6.  I felt the Spirit today in the Brno branch. It was testimony meeting and I was in the congregation with the saints and the kids. I felt the Spirit so strong.  I also remembered James' message to 3 of the zones this week, that the power of our testimony has NOTHING to do with the volume of our voice or the eloquence of our phrases or even our ability to SPEAK A FOREIGN LANGUAGE.  So I walked up to the pulpit and I think James was worried and asked the branch president, who was on the stand with him, if there was a translator handy, and before he got a reply I just stood and bore my testimony.  I meant every word. It was about 10 sentences:).  I said, in super slow motion Czech, "Brothers and sisters, good morning.  I am sister McConkie.  I speak English.  I speak Spanish.  I don't understand Czech.  But I am happy to be here.  I am grateful for the blessings of the temple.  I am grateful for the blessings of the gospel.  I am grateful for missionaries.  I know that God lives.  I know that God knows us.  In the name of Jesus Christ, Amen." I looked at James as I walked away from the pulpit and saw tears in his eyes as he said good job.  I was grateful for what he had taught at the zone conferences, from Preach My Gospel, which reads, "For your testimony to have convincing power, you must be sincere."  So that's what I hope to do, for the rest of my life.  Only say exactly what I believe or know, nothing more or less, when I speak of God and His loving plan. I want to be sincere. 
 My only low this week is that I am sad that we aren't with family to help plan for grandmother's funeral. Sad she is gone. But so grateful for her exceptional life. Grandpa Fetzer used to recite a quote, "when you were born, you cried and your loved ones rejoiced.  Live your life so that when you die,  you will rejoice and your loved ones will cry."  Many descendants of Grandmother Great have cried this week.  But I love picturing her rejoicing with her James and her brothers and parents and sister.  
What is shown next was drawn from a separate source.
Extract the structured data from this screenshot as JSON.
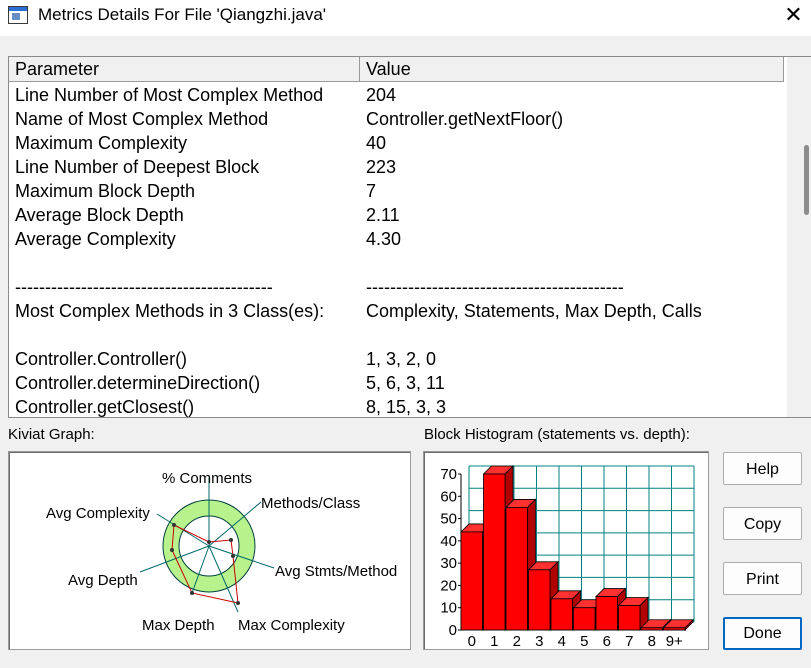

Friends and family, may you be blessed this week!  All our love, Laurel/Sister McConkie

PS.  James didn't have time to tell me highs and lows:)
PPS.  Kelly, thank you for teaching me how to do this blog!  It may never be attractive/artistic/fancy, but at least we can share our weekly letter with photos this way.  Thanks for helping me!
 

1 comment:

  1. I just found your wonderful BLOG! We love your family! I love the post about Grandmother. We sure do miss you but it seems you are doing the Lords work. You are an inspiration to us. Love to you both!